| TechCrunch

Cryptocurrency’s bad day continues as the SEC blocks Telegram’s $1.7 billion planned token sale

Cryptocurrency’s bad news day continues to get worse as the U.S. Securities and Exchange Commission has said it has filed an emergency action and received a restraining order for the $1.7 billion planned token offering of Telegram’s blockchain.

The move from the SEC follows the continued dissolution of the corporate alliance that was supporting Facebook’s planned Libra cryptocurrency.

Telegram’s ambitious founder Pavel Durov was hoping to launch the Telegram Open Network as a payment option that would exist apart from the global regulatory system in much the same way that Libra would have done, according to initial TechCrunch reporting.

While the Telegram offering had been in the works since January 2018, it had run into problems by the middle of last year and the future of the protocol was already in jeopardy.

According to the SEC complaint, Telegram Group and its TON Issuer subsidiary began raising capital in January 2018 to finance the company’s business, including the development of the TON blockchain and Messenger .

The defendants sold 2.9 billion tokens at discounted prices to 171 initial investors, including more than 1 billion of the company’s tokens to 39 U.S. buyers.

Telegram said it would deliver the tokens to the purchasers by no later than October 31, 209 and the purchasers would be able to sell them into the market.

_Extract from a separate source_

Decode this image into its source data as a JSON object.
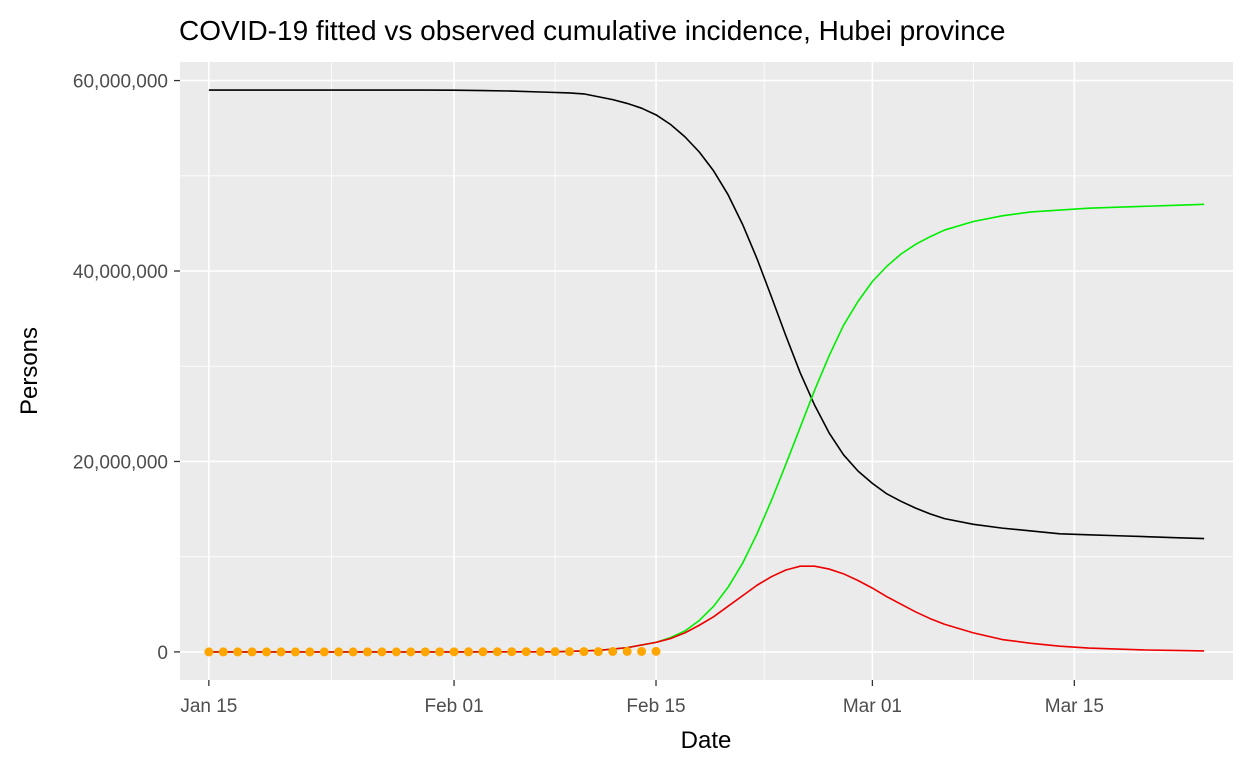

According to the SEC complaint Telgram failed to register their offers and sales of the tokens, which the SEC considers to be securities.

“Our emergency action today is intended to prevent Telegram from flooding the U.S. markets with digital tokens that we allege were unlawfully sold,” said Stephanie Avakian, Co-Director of the SEC’s Division of Enforcement, in a statement. “We allege that the defendants have failed to provide investors with information regarding Grams and Telegram’s business operations, financial condition, risk factors, and management that the securities laws require.”